The US needs more workers with non-bachelor’s credentials
Two recent research reports, one from Georgetown University's Center on Education and the Workforce (CEW) and another from Ivy Tech Community College, in collaboration with TEConomy Partners, LLC, focus on credential shortages that are keeping many jobs that don't require a bachelor's degree unfilled.
The CEW study examines high-paying middle-skills career worker shortages nationwide, a category that encompasses jobs requiring an associate's degree or certificate and paying more than $55,000 per year. Researchers concluded that the U.S. must produce 712,000 additional certificates and associate's degrees to prepare the workforce for these opportunities. They emphasized that filling these shortages could present significant opportunities for men and women of all races and ethnicities to gain high-paying middle-skills occupations. Shortages are expected to persist through 2032.

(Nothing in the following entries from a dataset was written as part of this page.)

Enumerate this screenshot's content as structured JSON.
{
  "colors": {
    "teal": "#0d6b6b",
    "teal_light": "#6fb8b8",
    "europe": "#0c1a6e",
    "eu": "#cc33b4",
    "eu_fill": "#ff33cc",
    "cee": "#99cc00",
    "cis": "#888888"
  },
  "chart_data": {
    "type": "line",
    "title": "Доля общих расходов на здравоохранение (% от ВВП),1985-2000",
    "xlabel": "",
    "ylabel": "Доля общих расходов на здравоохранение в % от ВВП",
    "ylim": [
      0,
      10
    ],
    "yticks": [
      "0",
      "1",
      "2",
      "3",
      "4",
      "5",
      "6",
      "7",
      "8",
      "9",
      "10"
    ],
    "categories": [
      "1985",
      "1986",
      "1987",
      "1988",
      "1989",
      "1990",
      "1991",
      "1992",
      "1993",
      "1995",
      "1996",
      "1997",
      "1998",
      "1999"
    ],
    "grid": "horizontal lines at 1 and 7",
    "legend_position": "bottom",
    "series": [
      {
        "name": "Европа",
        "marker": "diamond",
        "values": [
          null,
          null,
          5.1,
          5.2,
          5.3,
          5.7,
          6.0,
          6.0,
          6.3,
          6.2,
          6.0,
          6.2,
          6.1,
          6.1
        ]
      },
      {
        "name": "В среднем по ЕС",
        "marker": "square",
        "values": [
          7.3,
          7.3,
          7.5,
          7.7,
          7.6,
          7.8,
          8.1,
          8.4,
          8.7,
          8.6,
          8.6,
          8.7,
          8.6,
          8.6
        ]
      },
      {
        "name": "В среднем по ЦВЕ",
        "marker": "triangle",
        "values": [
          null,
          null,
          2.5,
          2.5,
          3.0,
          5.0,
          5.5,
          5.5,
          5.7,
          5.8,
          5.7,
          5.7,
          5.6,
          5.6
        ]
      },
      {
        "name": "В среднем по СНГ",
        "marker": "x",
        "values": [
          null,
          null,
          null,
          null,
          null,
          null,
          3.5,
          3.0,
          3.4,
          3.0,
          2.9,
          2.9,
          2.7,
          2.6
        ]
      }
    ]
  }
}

The Ivy Tech-TEConomy report also reports on the need for non-bachelor's education to prepare the workforce, but through a slightly different lens. It considers the specific workforce needs in Indiana through 2035, focuses on non-credit credentials, and includes jobs below the $55,000 threshold. They looked at workforce needs trends in the state's key industry sectors (advanced manufacturing; business, logistics, and supply chain; healthcare; and technology) and found that 69% of job openings in these sectors will require some form of postsecondary education and training. Over the next decade, Indiana will need to upskill or reskill more than 82,000 working adults annually through non-degree credentials to meet these evolving workforce needs.